In a sea of hoodies and sneakers, he shows up in a three-piece suit. And the hat? No, that’s its own ritual. The fedora is reserved for weekends, holidays and museum visits.
At his no-uniform school, his style has already started to spread. “One of my friends came this week with a tie,” he said.
He understands why people projected a whole sleuth character onto him: improbable heist, improbable detective. He loves Poirot – “very elegant” – and likes the idea that an unusual crime calls for someone who looks unusual. “When something unusual happens, you don’t imagine a normal detective,” he said. “You imagine someone different.”
That instinct fits the world he comes from. His mother, Félicité Garzon Delvaux, grew up in an 18th-century museum-palace, daughter of a curator and an artist – and regularly takes her son to exhibits.
“Art and museums are living spaces,” she said. “Life without art is not life.”

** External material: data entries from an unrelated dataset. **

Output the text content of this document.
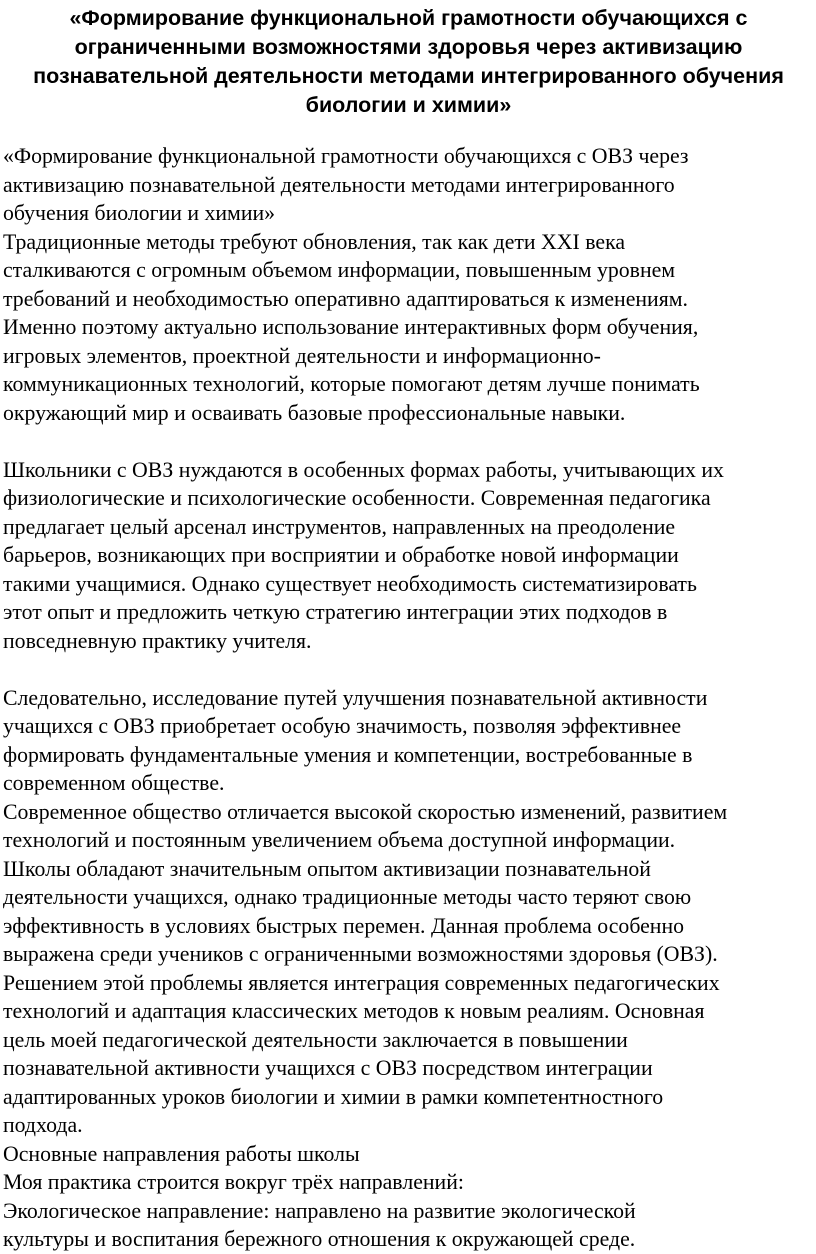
«Формирование функциональной грамотности обучающихся с
ограниченными возможностями здоровья через активизацию
познавательной деятельности методами интегрированного обучения
биологии и химии»
«Формирование функциональной грамотности обучающихся с ОВЗ через
активизацию познавательной деятельности методами интегрированного
обучения биологии и химии»
Традиционные методы требуют обновления, так как дети XXI века
сталкиваются с огромным объемом информации, повышенным уровнем
требований и необходимостью оперативно адаптироваться к изменениям.
Именно поэтому актуально использование интерактивных форм обучения,
игровых элементов, проектной деятельности и информационно-
коммуникационных технологий, которые помогают детям лучше понимать
окружающий мир и осваивать базовые профессиональные навыки.
Школьники с ОВЗ нуждаются в особенных формах работы, учитывающих их
физиологические и психологические особенности. Современная педагогика
предлагает целый арсенал инструментов, направленных на преодоление
барьеров, возникающих при восприятии и обработке новой информации
такими учащимися. Однако существует необходимость систематизировать
этот опыт и предложить четкую стратегию интеграции этих подходов в
повседневную практику учителя.
Следовательно, исследование путей улучшения познавательной активности
учащихся с ОВЗ приобретает особую значимость, позволяя эффективнее
формировать фундаментальные умения и компетенции, востребованные в
современном обществе.
Современное общество отличается высокой скоростью изменений, развитием
технологий и постоянным увеличением объема доступной информации.
Школы обладают значительным опытом активизации познавательной
деятельности учащихся, однако традиционные методы часто теряют свою
эффективность в условиях быстрых перемен. Данная проблема особенно
выражена среди учеников с ограниченными возможностями здоровья (ОВЗ).
Решением этой проблемы является интеграция современных педагогических
технологий и адаптация классических методов к новым реалиям. Основная
цель моей педагогической деятельности заключается в повышении
познавательной активности учащихся с ОВЗ посредством интеграции
адаптированных уроков биологии и химии в рамки компетентностного
подхода.
Основные направления работы школы
Моя практика строится вокруг трёх направлений:
Экологическое направление: направлено на развитие экологической
культуры и воспитания бережного отношения к окружающей среде.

For Pedro, art and imagery were part of everyday life. So when millions projected stories onto a single frame of him in a fedora beside armed police at the Louvre, he recognized the power of an image and let the myth breathe before stepping forward.
He stayed silent for several days, then switched his Instagram from private to public.
“People had to try to find who I am,” he said. “Then journalists came, and I told them my age. They were extremely surprised.”
He is relaxed about whatever comes next. “I’m waiting for people to contact me for films,” he said, grinning. “That would be very funny.”
In a story of theft and security lapses, “Fedora Man” is a gentler counterpoint – a teenager who believes art, style and a good mystery belong to ordinary life. One photo turned him into a symbol. Meeting him confirms he is, reassuringly, real.
“I’m a star,” he says – less brag than experiment, as if he’s trying on the words the way he tries on a hat. “I’ll keep dressing like this. It’s my style.”